Despite hugs being associated with play and not necessarily something aggressive, a hug can be regarded by dog behaviourists as a very assertive, controlling behaviour. It follows suit that many owners and people are most commonly bitten in relation to the benign interactions such as petting, hugging or bending over the dog.
Dogs may manifest their dislike about being hugged in various ways, including subtle uneasiness by licking its lips or turning its head away. Some signs may be quite evident such as growling or seeking to escape. It is an innate response triggered by the dog's self defense system, where they automatically become alarmed and enter into their ''fight or flight mode'', forcing them to react aggressively by giving a warning growl or a straightforward bite because of the restraining nature of a hug.
The reason behind the inherent dislike of human hugging by our dogs lies in the idea that humans and primates appreciate ventral to ventral or chest to chest contact, sub-consciously associated with feelings of pleasure gained through nursing. Dogs do not have this sort of positive association so therefore do not by nature appreciate this form of contact. We wrap our arms around another's shoulders as a sign of affection but in the dog world, a leg over the shoulder is a sign of dominance or assertiveness. Therefore, when we try to hug a new or unknown dog, it is understandable that they may misinterpret that gesture as threatening and will either run away, submit, or return the challenge.

Have you noticed this reaction in your dog?

Feature image credit


Hershey - Comment
Hershey29 Jan 2015Reply
Yes, our 7yr-old Chocolate Lab (Hershey) does exactly this. We've always thought that maybe it was because he felt a banded from his early family, and now we know.

We will certainly approach Hershey with different styles of love other than hugging. You should do a follow-up on the best techniques used to express love for our dogs.

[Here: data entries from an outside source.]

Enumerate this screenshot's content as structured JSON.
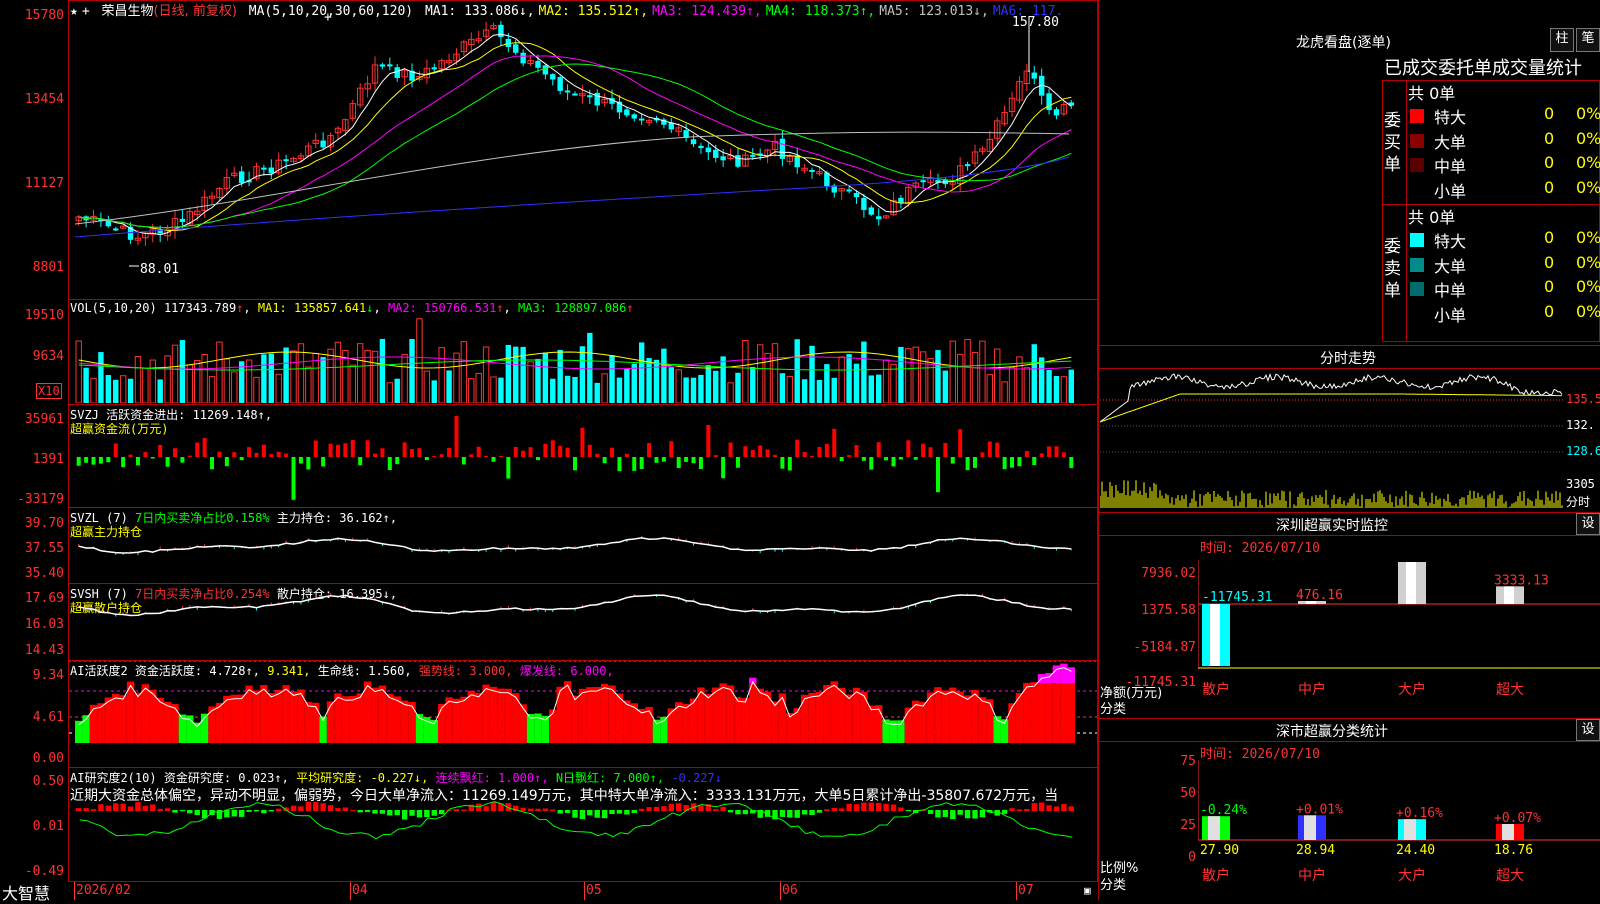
{
  "header": {
    "stock": "荣昌生物",
    "period": "(日线, 前复权)",
    "ma_def": "MA(5,10,20,30,60,120)",
    "ma": [
      {
        "label": "MA1:",
        "value": "133.086",
        "arrow": "↓",
        "color": "#ffffff"
      },
      {
        "label": "MA2:",
        "value": "135.512",
        "arrow": "↑",
        "color": "#ffff00"
      },
      {
        "label": "MA3:",
        "value": "124.439",
        "arrow": "↑",
        "color": "#ff00ff"
      },
      {
        "label": "MA4:",
        "value": "118.373",
        "arrow": "↑",
        "color": "#00ff00"
      },
      {
        "label": "MA5:",
        "value": "123.013",
        "arrow": "↓",
        "color": "#c0c0c0"
      },
      {
        "label": "MA6:",
        "value": "117.",
        "arrow": "",
        "color": "#3030ff"
      }
    ]
  },
  "price_axis": [
    "15780",
    "13454",
    "11127",
    "8801"
  ],
  "price_annotations": {
    "high": "157.80",
    "low": "88.01"
  },
  "volume": {
    "def": "VOL(5,10,20)",
    "value": "117343.789",
    "ma1": "MA1: 135857.641",
    "ma2": "MA2: 150766.531",
    "ma3": "MA3: 128897.086",
    "axis": [
      "19510",
      "9634"
    ],
    "unit": "X10"
  },
  "svzj": {
    "line1": "SVZJ  活跃资金进出: 11269.148↑,",
    "line2": "超赢资金流(万元)",
    "axis": [
      "35961",
      "1391",
      "-33179"
    ]
  },
  "svzl": {
    "line1a": "SVZL (7)",
    "line1b": "7日内买卖净占比0.158%",
    "line1c": "主力持仓: 36.162↑,",
    "line2": "超赢主力持仓",
    "axis": [
      "39.70",
      "37.55",
      "35.40"
    ]
  },
  "svsh": {
    "line1a": "SVSH (7)",
    "line1b": "7日内买卖净占比0.254%",
    "line1c": "散户持仓: 16.395↓,",
    "line2": "超赢散户持仓",
    "axis": [
      "17.69",
      "16.03",
      "14.43"
    ]
  },
  "ai_active": {
    "t1": "AI活跃度2",
    "t2": "资金活跃度: 4.728↑,",
    "t3": "9.341,",
    "t4": "生命线: 1.560,",
    "t5": "强势线: 3.000,",
    "t6": "爆发线: 6.000,",
    "axis": [
      "9.34",
      "4.61",
      "0.00"
    ]
  },
  "ai_research": {
    "t1": "AI研究度2(10)",
    "t2": "资金研究度: 0.023↑,",
    "t3": "平均研究度: -0.227↓,",
    "t4": "连续飘红: 1.000↑,",
    "t5": "N日飘红: 7.000↑,",
    "t6": "-0.227↓",
    "summary": "近期大资金总体偏空，异动不明显，偏弱势，今日大单净流入：11269.149万元，其中特大单净流入：3333.131万元，大单5日累计净出-35807.672万元，当",
    "axis": [
      "0.50",
      "0.01",
      "-0.49"
    ]
  },
  "date_axis": {
    "brand": "大智慧",
    "labels": [
      "2026/02",
      "04",
      "05",
      "06",
      "07"
    ]
  },
  "right": {
    "lhb_title": "龙虎看盘(逐单)",
    "btn_bar": "柱",
    "btn_pen": "笔",
    "tabs_text": "已成交委托单成交量统计",
    "buy_label": "委买单",
    "sell_label": "委卖单",
    "buy_total": "共 0单",
    "sell_total": "共 0单",
    "buy_rows": [
      {
        "name": "特大",
        "count": "0",
        "pct": "0%",
        "color": "#ff0000"
      },
      {
        "name": "大单",
        "count": "0",
        "pct": "0%",
        "color": "#8b0000"
      },
      {
        "name": "中单",
        "count": "0",
        "pct": "0%",
        "color": "#5a0000"
      },
      {
        "name": "小单",
        "count": "0",
        "pct": "0%",
        "color": "#000000"
      }
    ],
    "sell_rows": [
      {
        "name": "特大",
        "count": "0",
        "pct": "0%",
        "color": "#00ffff"
      },
      {
        "name": "大单",
        "count": "0",
        "pct": "0%",
        "color": "#008b8b"
      },
      {
        "name": "中单",
        "count": "0",
        "pct": "0%",
        "color": "#006b6b"
      },
      {
        "name": "小单",
        "count": "0",
        "pct": "0%",
        "color": "#000000"
      }
    ],
    "intraday_title": "分时走势",
    "intraday_axis": [
      "135.5",
      "132.",
      "128.6",
      "3305",
      "分时"
    ],
    "monitor_title": "深圳超赢实时监控",
    "monitor_btn": "设",
    "monitor_time": "时间: 2026/07/10",
    "monitor_axis": [
      "7936.02",
      "1375.58",
      "-5184.87",
      "-11745.31"
    ],
    "monitor_ylabel1": "净额(万元)",
    "monitor_ylabel2": "分类",
    "monitor_bars": [
      {
        "cat": "散户",
        "value": -11745.31,
        "label": "-11745.31"
      },
      {
        "cat": "中户",
        "value": 476.16,
        "label": "476.16"
      },
      {
        "cat": "大户",
        "value": 7936.02,
        "label": "7936.02"
      },
      {
        "cat": "超大",
        "value": 3333.13,
        "label": "3333.13"
      }
    ],
    "class_title": "深市超赢分类统计",
    "class_btn": "设",
    "class_time": "时间: 2026/07/10",
    "class_axis": [
      "75",
      "50",
      "25",
      "0"
    ],
    "class_ylabel1": "比例%",
    "class_ylabel2": "分类",
    "class_bars": [
      {
        "cat": "散户",
        "value": 27.9,
        "label": "27.90",
        "delta": "-0.24%",
        "delta_color": "#00ff00",
        "color": "#00ff00"
      },
      {
        "cat": "中户",
        "value": 28.94,
        "label": "28.94",
        "delta": "+0.01%",
        "delta_color": "#ff3232",
        "color": "#3030ff"
      },
      {
        "cat": "大户",
        "value": 24.4,
        "label": "24.40",
        "delta": "+0.16%",
        "delta_color": "#ff3232",
        "color": "#00ffff"
      },
      {
        "cat": "超大",
        "value": 18.76,
        "label": "18.76",
        "delta": "+0.07%",
        "delta_color": "#ff3232",
        "color": "#ff0000"
      }
    ]
  },
  "colors": {
    "up": "#ff3232",
    "down": "#00ffff",
    "border": "#b40000",
    "yellow": "#ffff00",
    "magenta": "#ff00ff",
    "green": "#00ff00"
  }
}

We deeply love our dog, Hershey. Thank you very much for the great advice...WOOF!
Lemons - Comment
Lemons29 Jan 2015Reply
This is not always the case. Our dog Tori hugs my husband. She gets up on his lap, puts her paws around his neck and lays her head on his shoulder. Then she gives him kisses and lays down to watch tv. She is not being dominant at all. She has watched me do it and she liked what she saw so she does it too.

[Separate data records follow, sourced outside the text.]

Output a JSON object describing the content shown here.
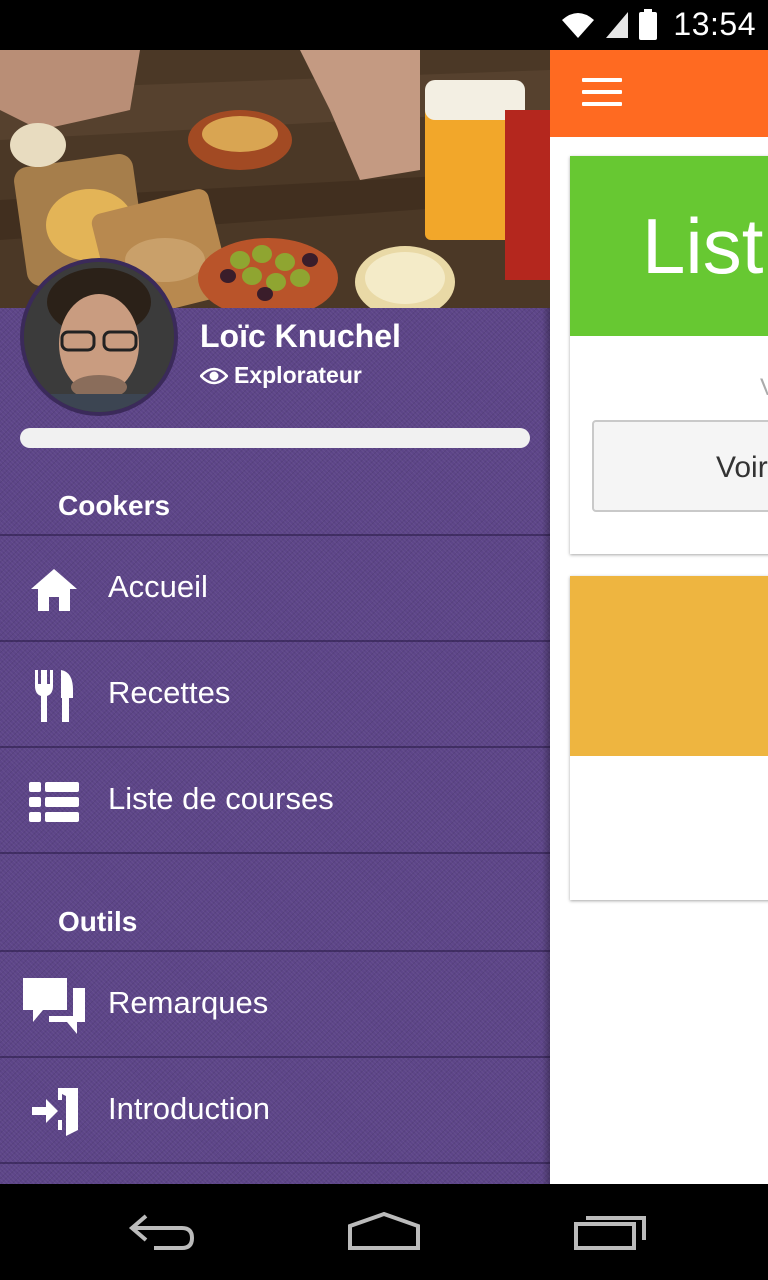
{
  "status_bar": {
    "time": "13:54"
  },
  "app": {
    "card1": {
      "title": "List",
      "subtitle": "V",
      "button_label": "Voir"
    }
  },
  "drawer": {
    "user": {
      "name": "Loïc Knuchel",
      "role": "Explorateur"
    },
    "progress": 1.0,
    "sections": [
      {
        "title": "Cookers"
      },
      {
        "title": "Outils"
      }
    ],
    "items": [
      {
        "label": "Accueil",
        "icon": "home-icon"
      },
      {
        "label": "Recettes",
        "icon": "fork-knife-icon"
      },
      {
        "label": "Liste de courses",
        "icon": "list-icon"
      },
      {
        "label": "Remarques",
        "icon": "comments-icon"
      },
      {
        "label": "Introduction",
        "icon": "sign-in-icon"
      }
    ]
  },
  "colors": {
    "toolbar": "#ff6a21",
    "drawer": "#5d4588",
    "card_green": "#67c832",
    "card_yellow": "#eeb540"
  }
}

Just like Bonnie watched Animal Planet one day and saw a show on water Buffaloes and now he paws the dirt and charges when he plays.

Some dogs do like to be hugged by anyone, some are only wanting that affection from their own people and there are some dogs who just do not want that kind of closeness. There are people like that too. Do not like to be crowded. It's normal.

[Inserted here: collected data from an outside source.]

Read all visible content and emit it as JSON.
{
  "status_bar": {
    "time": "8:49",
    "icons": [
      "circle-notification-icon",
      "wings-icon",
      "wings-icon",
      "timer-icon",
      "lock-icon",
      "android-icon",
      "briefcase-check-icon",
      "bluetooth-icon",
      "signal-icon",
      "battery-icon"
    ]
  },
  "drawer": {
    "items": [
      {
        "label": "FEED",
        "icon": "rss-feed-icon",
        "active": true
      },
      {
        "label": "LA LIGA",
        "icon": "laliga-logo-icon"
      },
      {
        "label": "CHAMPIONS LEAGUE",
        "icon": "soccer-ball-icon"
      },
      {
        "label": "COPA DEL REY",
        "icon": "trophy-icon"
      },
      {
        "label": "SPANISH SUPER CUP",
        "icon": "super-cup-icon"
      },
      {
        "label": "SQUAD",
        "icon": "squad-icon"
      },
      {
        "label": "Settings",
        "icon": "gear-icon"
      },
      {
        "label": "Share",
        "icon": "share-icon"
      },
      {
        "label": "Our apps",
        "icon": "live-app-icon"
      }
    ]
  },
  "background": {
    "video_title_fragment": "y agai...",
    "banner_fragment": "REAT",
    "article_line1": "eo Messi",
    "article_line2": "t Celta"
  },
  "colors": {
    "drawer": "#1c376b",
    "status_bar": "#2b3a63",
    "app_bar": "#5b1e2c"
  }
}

Always get to know your dog. If it does not like hugs let people know it prefers it's space. Knowing your dog is over half the battle.

I have been to homes that I know more about their dog in 5 minutes then they know from having it for years.
Candy - Comment
Candy29 Jan 2015Reply
My dog puts his paws on my shoulders knowing I will hug him. However one of my smaller dogs hates be hugged. I think this depends on the dogs personality.
Peter - Comment
Peter29 Jan 2015Reply
Our dog, Tex has such a great disposition and enjoys all contact with us. He will lie on my stomach with paws outstretched and be in bliss mode as you pat him. Never growled in the two years we have had him. Don't really think your assertion has much validity with dogs I have owned. Don't doubt it but haven't experienced it.